Artists @ Work by Richard Wolfe and Stephen Robinson
Penguin Books
RRP $72.00
Where do their artists' ideas come from, how do they end up being transformed into the finished works of art and what sort of environment do these works of art get conceived in?
These are some of the questions which are answered in part by a new book “Artists @ Work” by writer Richard Wolfe and photographer Stephen Robinson.
It is a book which provides useful information and insights about art and adds to the growing number of books on New Zealand art. “Artists @ Work” fills a unique and relevant place in books about artists and the way they work.
The book takes us to the studios of 24 New Zealand painters and sculptors from around the country with each artist given a generous spread of 10 pages, a dozen photographs and a decent text.
Wolfe’s text is essentially a transcribed interview with the artist and captures both the inspirational part of the artists work as well as the working aspect.
As he notes in his introduction the books aims to “provide and insight into how artists go about their business, with an emphasis on the practical aspects.”
Wolfe goes beyond that to delve into the ideas behind the art with perceptive comments throughout the book.
The photographs that illustrate the book add greatly to the insights into the artist and the studio. They allow us to see the scale of the studio; from Neil Dawson’s huge factory space to the tiny cramped corner of a shared studio where Andrew McLeod works.
There is the vast clutter of Jeff Thomson's corrugated iron construction as well as the incredibly tidy studio of Richard Killeen.
The photographs sometimes provide a sense of narrative, conveying something of the artist's thought processes and development but at other times they are merely different views of the same space.
They occasionally reveal subtleties of the artist’s method of working. In one image of Nigel Brown working on a large painting he has a book beside him, open at a couple of Leonardo da Vinci images that look as though they are the inspiration for what he is painting.

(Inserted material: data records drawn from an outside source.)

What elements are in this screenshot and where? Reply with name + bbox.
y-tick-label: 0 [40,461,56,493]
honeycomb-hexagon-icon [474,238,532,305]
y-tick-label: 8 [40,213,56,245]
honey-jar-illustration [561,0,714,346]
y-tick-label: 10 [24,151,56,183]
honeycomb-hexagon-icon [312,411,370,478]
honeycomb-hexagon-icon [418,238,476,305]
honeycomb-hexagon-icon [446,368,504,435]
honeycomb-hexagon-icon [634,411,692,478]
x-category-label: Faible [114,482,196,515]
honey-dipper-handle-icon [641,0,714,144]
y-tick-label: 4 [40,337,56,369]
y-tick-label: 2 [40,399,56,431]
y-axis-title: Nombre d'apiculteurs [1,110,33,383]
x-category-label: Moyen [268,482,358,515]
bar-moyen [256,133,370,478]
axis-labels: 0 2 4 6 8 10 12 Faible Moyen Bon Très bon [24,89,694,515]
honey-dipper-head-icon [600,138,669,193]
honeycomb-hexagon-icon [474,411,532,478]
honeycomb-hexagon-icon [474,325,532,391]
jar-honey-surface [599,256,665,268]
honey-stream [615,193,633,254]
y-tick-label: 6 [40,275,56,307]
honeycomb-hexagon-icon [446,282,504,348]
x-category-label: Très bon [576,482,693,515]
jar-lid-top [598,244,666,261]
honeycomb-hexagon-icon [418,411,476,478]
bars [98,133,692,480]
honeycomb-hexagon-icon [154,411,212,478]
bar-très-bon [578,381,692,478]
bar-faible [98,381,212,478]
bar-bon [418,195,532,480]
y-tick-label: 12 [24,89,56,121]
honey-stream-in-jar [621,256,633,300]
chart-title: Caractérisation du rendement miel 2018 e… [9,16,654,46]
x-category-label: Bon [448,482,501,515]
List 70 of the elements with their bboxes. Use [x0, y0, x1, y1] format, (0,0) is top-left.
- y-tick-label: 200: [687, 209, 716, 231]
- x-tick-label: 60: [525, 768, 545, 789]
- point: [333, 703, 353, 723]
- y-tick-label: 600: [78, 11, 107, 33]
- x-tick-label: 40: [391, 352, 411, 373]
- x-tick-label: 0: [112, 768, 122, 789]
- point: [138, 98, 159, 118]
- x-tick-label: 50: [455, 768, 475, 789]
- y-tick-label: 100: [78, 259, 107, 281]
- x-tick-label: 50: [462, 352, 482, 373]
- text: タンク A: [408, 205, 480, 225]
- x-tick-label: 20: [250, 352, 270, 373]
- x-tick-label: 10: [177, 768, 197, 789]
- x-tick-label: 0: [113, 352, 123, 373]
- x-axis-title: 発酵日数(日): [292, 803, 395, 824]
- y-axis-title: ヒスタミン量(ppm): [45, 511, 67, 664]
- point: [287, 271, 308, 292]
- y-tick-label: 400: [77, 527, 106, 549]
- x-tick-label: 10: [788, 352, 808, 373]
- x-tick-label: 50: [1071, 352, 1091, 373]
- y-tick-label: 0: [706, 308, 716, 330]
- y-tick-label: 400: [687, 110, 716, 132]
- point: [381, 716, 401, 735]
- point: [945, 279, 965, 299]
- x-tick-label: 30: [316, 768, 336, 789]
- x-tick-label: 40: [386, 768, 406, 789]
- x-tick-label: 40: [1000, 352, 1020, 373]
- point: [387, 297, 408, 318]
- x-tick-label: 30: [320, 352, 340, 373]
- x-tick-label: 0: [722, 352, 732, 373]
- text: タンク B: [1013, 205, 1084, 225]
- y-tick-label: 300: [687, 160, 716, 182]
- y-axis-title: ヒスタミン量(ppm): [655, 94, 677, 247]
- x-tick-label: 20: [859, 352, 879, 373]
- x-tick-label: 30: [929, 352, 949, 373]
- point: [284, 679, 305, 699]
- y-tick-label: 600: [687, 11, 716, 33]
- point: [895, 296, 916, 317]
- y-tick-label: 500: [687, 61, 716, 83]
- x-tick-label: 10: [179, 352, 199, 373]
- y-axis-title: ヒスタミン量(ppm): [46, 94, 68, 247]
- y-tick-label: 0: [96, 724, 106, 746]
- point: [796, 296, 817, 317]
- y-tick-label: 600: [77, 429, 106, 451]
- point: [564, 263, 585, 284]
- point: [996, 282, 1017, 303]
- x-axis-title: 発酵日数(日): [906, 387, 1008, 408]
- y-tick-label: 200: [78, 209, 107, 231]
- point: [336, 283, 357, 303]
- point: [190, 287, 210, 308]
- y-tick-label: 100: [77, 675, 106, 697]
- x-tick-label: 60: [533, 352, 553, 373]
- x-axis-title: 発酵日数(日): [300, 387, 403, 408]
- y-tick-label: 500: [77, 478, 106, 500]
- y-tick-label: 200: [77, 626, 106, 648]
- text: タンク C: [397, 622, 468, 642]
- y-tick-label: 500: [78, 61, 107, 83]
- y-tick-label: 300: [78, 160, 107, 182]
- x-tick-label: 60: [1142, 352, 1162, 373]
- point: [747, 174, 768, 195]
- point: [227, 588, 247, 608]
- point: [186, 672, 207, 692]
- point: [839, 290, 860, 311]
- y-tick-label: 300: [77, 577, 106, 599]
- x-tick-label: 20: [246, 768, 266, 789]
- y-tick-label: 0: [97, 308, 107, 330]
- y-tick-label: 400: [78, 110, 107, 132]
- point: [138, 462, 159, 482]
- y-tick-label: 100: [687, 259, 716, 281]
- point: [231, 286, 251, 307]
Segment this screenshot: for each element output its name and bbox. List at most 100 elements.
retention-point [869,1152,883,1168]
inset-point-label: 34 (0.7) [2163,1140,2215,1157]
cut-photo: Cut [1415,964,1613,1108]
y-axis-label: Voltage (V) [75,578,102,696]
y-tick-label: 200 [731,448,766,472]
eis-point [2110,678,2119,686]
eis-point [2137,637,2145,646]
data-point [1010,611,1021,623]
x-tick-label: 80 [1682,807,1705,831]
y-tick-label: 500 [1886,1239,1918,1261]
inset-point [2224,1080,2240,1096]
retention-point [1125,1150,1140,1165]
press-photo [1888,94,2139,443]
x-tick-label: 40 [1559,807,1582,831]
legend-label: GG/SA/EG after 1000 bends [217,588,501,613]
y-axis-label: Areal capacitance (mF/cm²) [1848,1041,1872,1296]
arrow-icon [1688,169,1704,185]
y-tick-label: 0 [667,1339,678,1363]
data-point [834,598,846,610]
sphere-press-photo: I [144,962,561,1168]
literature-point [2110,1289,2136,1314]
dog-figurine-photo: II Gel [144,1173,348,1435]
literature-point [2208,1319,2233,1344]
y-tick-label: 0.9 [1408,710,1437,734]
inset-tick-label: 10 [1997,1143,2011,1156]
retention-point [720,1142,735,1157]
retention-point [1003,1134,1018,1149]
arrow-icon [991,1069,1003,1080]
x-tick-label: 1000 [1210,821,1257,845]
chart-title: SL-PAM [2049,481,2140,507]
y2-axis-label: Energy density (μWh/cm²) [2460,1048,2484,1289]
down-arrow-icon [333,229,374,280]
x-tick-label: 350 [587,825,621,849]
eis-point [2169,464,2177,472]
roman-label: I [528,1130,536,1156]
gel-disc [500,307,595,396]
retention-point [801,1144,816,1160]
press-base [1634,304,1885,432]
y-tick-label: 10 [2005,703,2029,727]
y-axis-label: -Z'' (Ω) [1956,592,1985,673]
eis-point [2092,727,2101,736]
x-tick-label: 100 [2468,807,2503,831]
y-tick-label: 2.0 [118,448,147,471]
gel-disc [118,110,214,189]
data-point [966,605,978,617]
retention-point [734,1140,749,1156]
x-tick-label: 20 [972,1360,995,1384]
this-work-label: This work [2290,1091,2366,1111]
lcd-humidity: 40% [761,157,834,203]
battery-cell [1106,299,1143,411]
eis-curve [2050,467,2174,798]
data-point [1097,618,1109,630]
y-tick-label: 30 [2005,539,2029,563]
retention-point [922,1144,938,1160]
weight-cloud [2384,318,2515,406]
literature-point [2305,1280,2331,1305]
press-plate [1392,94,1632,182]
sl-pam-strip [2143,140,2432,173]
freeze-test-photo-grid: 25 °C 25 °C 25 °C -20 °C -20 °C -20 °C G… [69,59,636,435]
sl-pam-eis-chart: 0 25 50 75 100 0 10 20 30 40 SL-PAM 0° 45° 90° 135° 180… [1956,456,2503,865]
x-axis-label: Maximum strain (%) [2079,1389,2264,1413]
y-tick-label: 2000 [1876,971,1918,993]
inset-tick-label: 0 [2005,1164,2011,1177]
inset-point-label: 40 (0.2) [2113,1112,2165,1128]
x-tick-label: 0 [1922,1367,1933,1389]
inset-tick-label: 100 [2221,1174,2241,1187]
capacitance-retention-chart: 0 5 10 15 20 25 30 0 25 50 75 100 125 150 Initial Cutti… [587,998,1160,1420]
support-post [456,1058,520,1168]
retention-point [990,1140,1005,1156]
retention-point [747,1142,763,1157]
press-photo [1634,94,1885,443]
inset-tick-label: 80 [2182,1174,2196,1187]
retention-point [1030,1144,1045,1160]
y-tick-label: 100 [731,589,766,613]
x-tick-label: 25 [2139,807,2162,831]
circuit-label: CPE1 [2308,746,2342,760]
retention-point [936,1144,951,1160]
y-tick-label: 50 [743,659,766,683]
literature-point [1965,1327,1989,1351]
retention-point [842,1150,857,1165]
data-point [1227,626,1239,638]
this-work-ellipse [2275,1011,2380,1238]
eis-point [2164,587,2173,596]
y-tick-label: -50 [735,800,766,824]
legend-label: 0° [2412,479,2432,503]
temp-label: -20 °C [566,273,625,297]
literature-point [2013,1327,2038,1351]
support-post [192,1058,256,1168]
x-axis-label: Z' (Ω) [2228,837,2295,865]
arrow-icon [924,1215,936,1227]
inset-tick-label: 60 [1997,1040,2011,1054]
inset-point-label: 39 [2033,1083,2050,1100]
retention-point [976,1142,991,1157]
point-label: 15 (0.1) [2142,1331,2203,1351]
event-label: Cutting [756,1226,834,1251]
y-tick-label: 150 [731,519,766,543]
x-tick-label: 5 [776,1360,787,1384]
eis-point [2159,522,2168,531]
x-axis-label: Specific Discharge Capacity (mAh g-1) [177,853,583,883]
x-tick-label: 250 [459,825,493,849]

The set of photographs of Stanley Palmer showing the artist both working and and in contemplative mode give a real sense of the artist and his processes.
At times some of the photo layouts look a bit Home and Garden with a few too many stacks of brushes, palette knives and posed portraits.
The book follows in a line of books about artists studios such as Alexander Lieberman’s 1960 work “The Artist in His Studio” and the brilliant “{Contemporary New Zealand Artists A – M” by Jim, and Mary Barr with photographs by Marti Friedlander which was published in 1980. These two books feature superb photographs but they are generally of “artists photographed in their studios” while this new book presents “artists at work in their studios”.
It is interesting to note that four of the artists that were in the Barr book are also in this new book (Richard Killeen, Nigel Brown, Jeffrey Harris and Dick Frizzell).
The artists included in “Artists @ Work” are Nigel Brown, Stanley Palmer, Paul Dibble, Jacqueline Fahey, Jeff Thomson, Stephen Bambury, Richard McWhannell, Elizabeth Thomson, Mary McIntyre, Chris Booth, Sara Hughes, John Reynolds, Neil Dawson, Richard Killeen, Martin Poppelwell, Johanna Pegler, Jeffrey Harris, Liz Maw, Karl Maughan, Dick Frizzell, Tracey Tawhiao, Heather Straka and Andrew McLeod, John McLean.